Microsoft, Kroger Advance Grocery Tech to Fend Off Amazon

Xconomy Seattle — 

From the cloud on down to the floors of supermarkets, the rivalry between Microsoft and Amazon spans many sectors in software, gadgets, and increasingly, retail.

The Seattle-area tech giants are battling—both with one another, and other competitors—to further digitize grocery shopping. The latest salvo came on Monday from Microsoft (NASDAQ: MSFT), which announced new details of its partnership with Kroger (NYSE: KR), one of the leading grocery store chains in the U.S. The Cincinnati-based grocer plans to install digital displays and tracking devices inside many of its 2,800 stores, and the technology is powered by Microsoft’s Azure cloud software.

Microsoft’s partnership with Kroger, first announced in June, is aimed in part at helping customers work through their shopping lists more quickly. It’s also designed to help Kroger, both by increasing its employees’ productivity and using the new, high-tech displays to show shoppers advertisements.

The tie-up follows recent moves by Amazon (NASDAQ: AMZN) to get more of its users to buy groceries.
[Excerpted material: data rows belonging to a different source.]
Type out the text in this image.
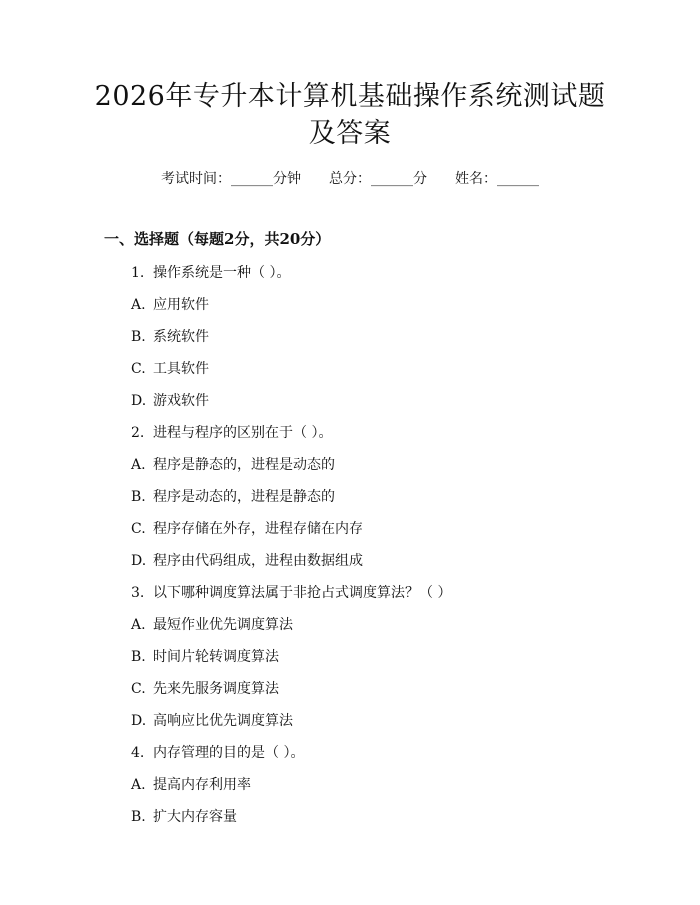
2026年专升本计算机基础操作系统测试题及答案
考试时间：______分钟 总分：______分 姓名：______
一、选择题（每题2分，共20分）
1. 操作系统是一种（ ）。
A. 应用软件
B. 系统软件
C. 工具软件
D. 游戏软件
2. 进程与程序的区别在于（ ）。
A. 程序是静态的，进程是动态的
B. 程序是动态的，进程是静态的
C. 程序存储在外存，进程存储在内存
D. 程序由代码组成，进程由数据组成
3. 以下哪种调度算法属于非抢占式调度算法？（ ）
A. 最短作业优先调度算法
B. 时间片轮转调度算法
C. 先来先服务调度算法
D. 高响应比优先调度算法
4. 内存管理的目的是（ ）。
A. 提高内存利用率
B. 扩大内存容量
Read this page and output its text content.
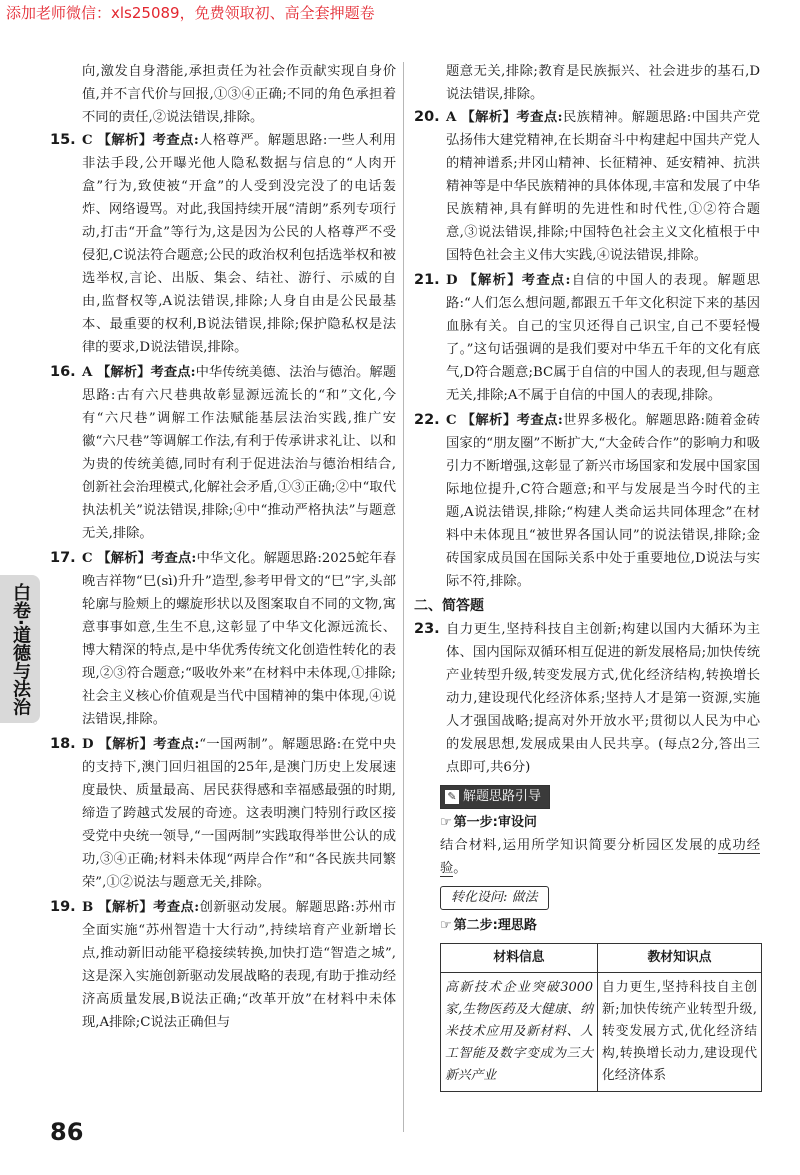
添加老师微信：xls25089，免费领取初、高全套押题卷
白卷·道德与法治
向,激发自身潜能,承担责任为社会作贡献实现自身价值,并不言代价与回报,①③④正确;不同的角色承担着不同的责任,②说法错误,排除。
15. C 【解析】考查点:人格尊严。解题思路:一些人利用非法手段,公开曝光他人隐私数据与信息的“人肉开盒”行为,致使被“开盒”的人受到没完没了的电话轰炸、网络谩骂。对此,我国持续开展“清朗”系列专项行动,打击“开盒”等行为,这是因为公民的人格尊严不受侵犯,C说法符合题意;公民的政治权利包括选举权和被选举权,言论、出版、集会、结社、游行、示威的自由,监督权等,A说法错误,排除;人身自由是公民最基本、最重要的权利,B说法错误,排除;保护隐私权是法律的要求,D说法错误,排除。
16. A 【解析】考查点:中华传统美德、法治与德治。解题思路:古有六尺巷典故彰显源远流长的“和”文化,今有“六尺巷”调解工作法赋能基层法治实践,推广安徽“六尺巷”等调解工作法,有利于传承讲求礼让、以和为贵的传统美德,同时有利于促进法治与德治相结合,创新社会治理模式,化解社会矛盾,①③正确;②中“取代执法机关”说法错误,排除;④中“推动严格执法”与题意无关,排除。
17. C 【解析】考查点:中华文化。解题思路:2025蛇年春晚吉祥物“巳(sì)升升”造型,参考甲骨文的“巳”字,头部轮廓与脸颊上的螺旋形状以及图案取自不同的文物,寓意事事如意,生生不息,这彰显了中华文化源远流长、博大精深的特点,是中华优秀传统文化创造性转化的表现,②③符合题意;“吸收外来”在材料中未体现,①排除;社会主义核心价值观是当代中国精神的集中体现,④说法错误,排除。
18. D 【解析】考查点:“一国两制”。解题思路:在党中央的支持下,澳门回归祖国的25年,是澳门历史上发展速度最快、质量最高、居民获得感和幸福感最强的时期,缔造了跨越式发展的奇迹。这表明澳门特别行政区接受党中央统一领导,“一国两制”实践取得举世公认的成功,③④正确;材料未体现“两岸合作”和“各民族共同繁荣”,①②说法与题意无关,排除。
19. B 【解析】考查点:创新驱动发展。解题思路:苏州市全面实施“苏州智造十大行动”,持续培育产业新增长点,推动新旧动能平稳接续转换,加快打造“智造之城”,这是深入实施创新驱动发展战略的表现,有助于推动经济高质量发展,B说法正确;“改革开放”在材料中未体现,A排除;C说法正确但与
题意无关,排除;教育是民族振兴、社会进步的基石,D说法错误,排除。
20. A 【解析】考查点:民族精神。解题思路:中国共产党弘扬伟大建党精神,在长期奋斗中构建起中国共产党人的精神谱系;井冈山精神、长征精神、延安精神、抗洪精神等是中华民族精神的具体体现,丰富和发展了中华民族精神,具有鲜明的先进性和时代性,①②符合题意,③说法错误,排除;中国特色社会主义文化植根于中国特色社会主义伟大实践,④说法错误,排除。
21. D 【解析】考查点:自信的中国人的表现。解题思路:“人们怎么想问题,都跟五千年文化积淀下来的基因血脉有关。自己的宝贝还得自己识宝,自己不要轻慢了。”这句话强调的是我们要对中华五千年的文化有底气,D符合题意;BC属于自信的中国人的表现,但与题意无关,排除;A不属于自信的中国人的表现,排除。
22. C 【解析】考查点:世界多极化。解题思路:随着金砖国家的“朋友圈”不断扩大,“大金砖合作”的影响力和吸引力不断增强,这彰显了新兴市场国家和发展中国家国际地位提升,C符合题意;和平与发展是当今时代的主题,A说法错误,排除;“构建人类命运共同体理念”在材料中未体现且“被世界各国认同”的说法错误,排除;金砖国家成员国在国际关系中处于重要地位,D说法与实际不符,排除。
二、简答题
23. 自力更生,坚持科技自主创新;构建以国内大循环为主体、国内国际双循环相互促进的新发展格局;加快传统产业转型升级,转变发展方式,优化经济结构,转换增长动力,建设现代化经济体系;坚持人才是第一资源,实施人才强国战略;提高对外开放水平;贯彻以人民为中心的发展思想,发展成果由人民共享。(每点2分,答出三点即可,共6分)
✎ 解题思路引导
☞ 第一步:审设问
结合材料,运用所学知识简要分析园区发展的成功经验。
转化设问: 做法
☞ 第二步:理思路
材料信息	教材知识点
高新技术企业突破3000家,生物医药及大健康、纳米技术应用及新材料、人工智能及数字变成为三大新兴产业	自力更生,坚持科技自主创新;加快传统产业转型升级,转变发展方式,优化经济结构,转换增长动力,建设现代化经济体系
86
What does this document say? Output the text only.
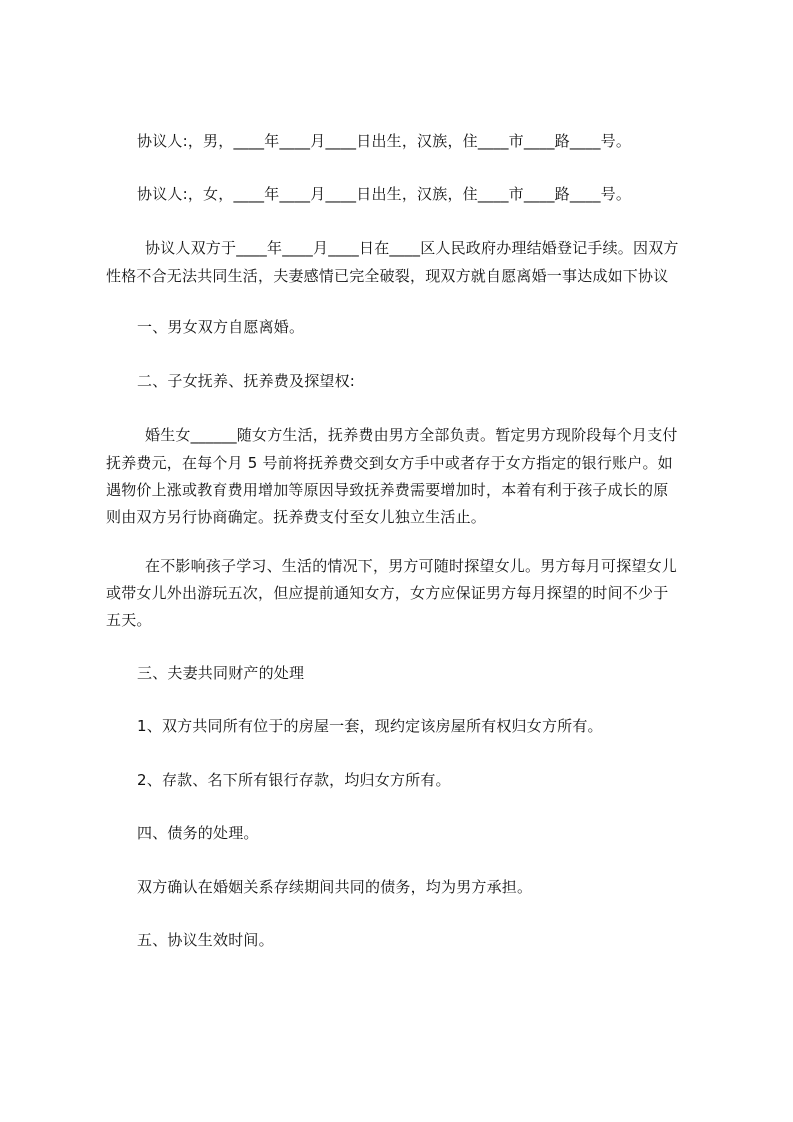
协议人:，男，____年____月____日出生，汉族，住____市____路____号。
协议人:，女，____年____月____日出生，汉族，住____市____路____号。
协议人双方于____年____月____日在____区人民政府办理结婚登记手续。因双方
性格不合无法共同生活，夫妻感情已完全破裂，现双方就自愿离婚一事达成如下协议
一、男女双方自愿离婚。
二、子女抚养、抚养费及探望权:
婚生女______随女方生活，抚养费由男方全部负责。暂定男方现阶段每个月支付
抚养费元，在每个月 5 号前将抚养费交到女方手中或者存于女方指定的银行账户。如
遇物价上涨或教育费用增加等原因导致抚养费需要增加时，本着有利于孩子成长的原
则由双方另行协商确定。抚养费支付至女儿独立生活止。
在不影响孩子学习、生活的情况下，男方可随时探望女儿。男方每月可探望女儿
或带女儿外出游玩五次，但应提前通知女方，女方应保证男方每月探望的时间不少于
五天。
三、夫妻共同财产的处理
1、双方共同所有位于的房屋一套，现约定该房屋所有权归女方所有。
2、存款、名下所有银行存款，均归女方所有。
四、债务的处理。
双方确认在婚姻关系存续期间共同的债务，均为男方承担。
五、协议生效时间。
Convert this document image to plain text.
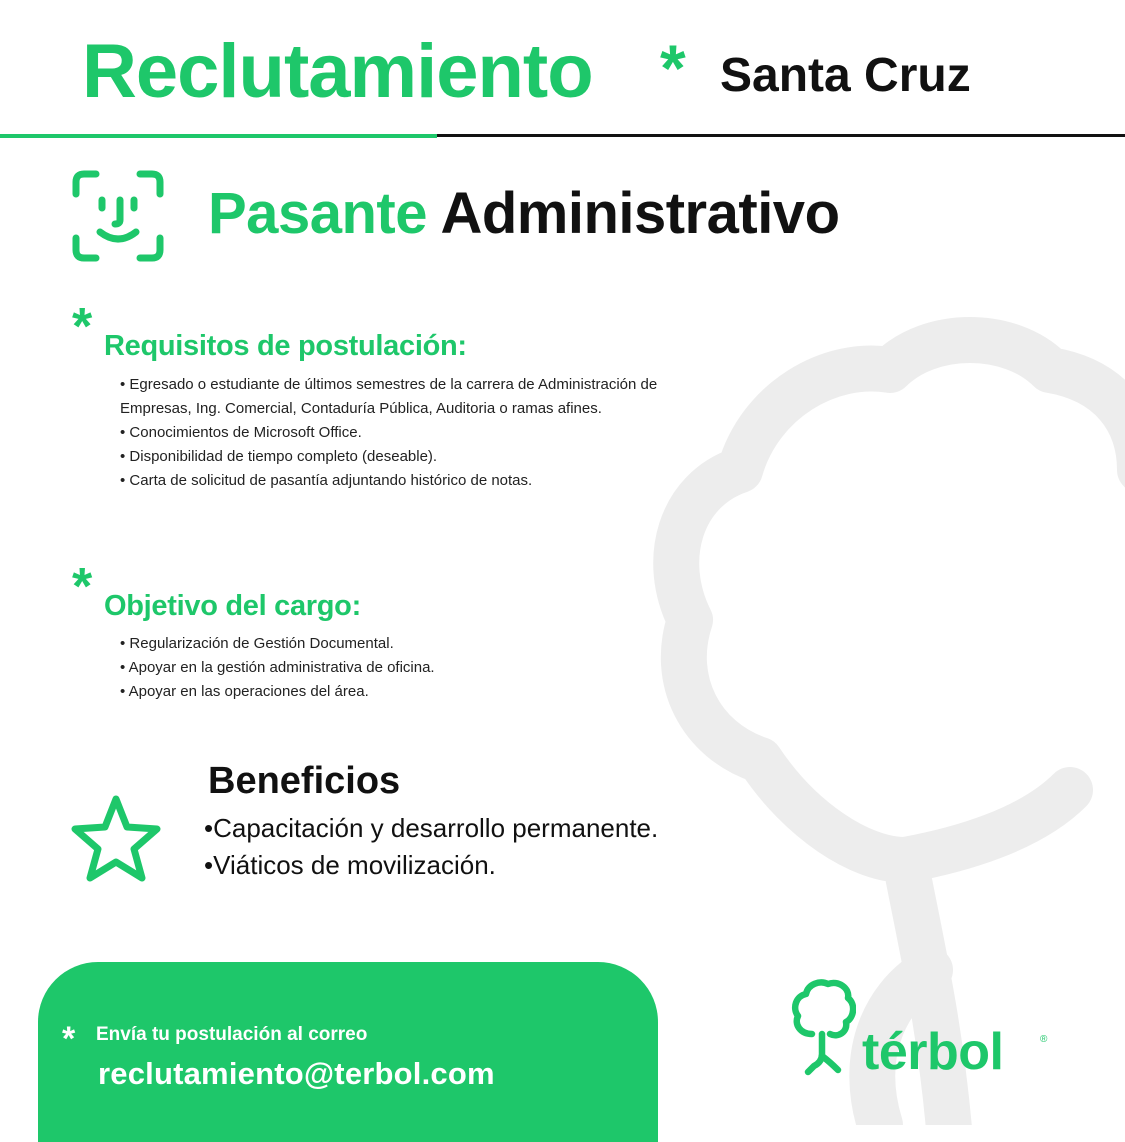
Reclutamiento * Santa Cruz
Pasante Administrativo
* Requisitos de postulación:
• Egresado o estudiante de últimos semestres de la carrera de Administración de
Empresas, Ing. Comercial, Contaduría Pública, Auditoria o ramas afines.
• Conocimientos de Microsoft Office.
• Disponibilidad de tiempo completo (deseable).
• Carta de solicitud de pasantía adjuntando histórico de notas.
* Objetivo del cargo:
• Regularización de Gestión Documental.
• Apoyar en la gestión administrativa de oficina.
• Apoyar en las operaciones del área.
Beneficios
• Capacitación y desarrollo permanente.
• Viáticos de movilización.
* Envía tu postulación al correo
reclutamiento@terbol.com	térbol	®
Amazon offers different options for doing so.

Amazon bought grocery store chain Whole Foods in 2017 for $13.7 billion and offers free deliveries from Whole Foods stores to Amazon Prime customers in dozens of U.S. cities. The e-commerce giant also operates cashier-less Amazon Go stores in Seattle, San Francisco, and Chicago.

Microsoft said it and Kroger have installed what they call retail-as-a-service technology at two stores near their respective headquarters (one is in Redmond, WA, the other in Monroe, OH). Certain shelves in these stores have digital price displays, allowing Kroger to change prices more quickly than is possible with paper tags. Last year, Microsoft said its retail customers could use its Azure software to automatically update the prices of commodities based on swings in the market.

The digital shelves in Kroger stores will “enable Kroger to generate new revenue by selling digital advertising space to consumer packaged goods brands,” Microsoft said. It’s also possible the two companies will market the retail-as-a-service technology to other organizations and tailor it to their needs, according to a news release.

For consumers, the potential benefits of shopping in a Microsoft-powered Kroger store include the ability to make a shopping list using Kroger’s mobile app, and get help finding items as they navigate the aisles. Microsoft said the smart shelf technology it developed with Kroger connects to the chain’s self-checkout system so customers can pay for items faster.

The technology Microsoft and Kroger plan to introduce in more of the grocer’s stores helps employees fulfill pickup orders shoppers place ahead of time, and uses sensors to notify workers when items are out of stock.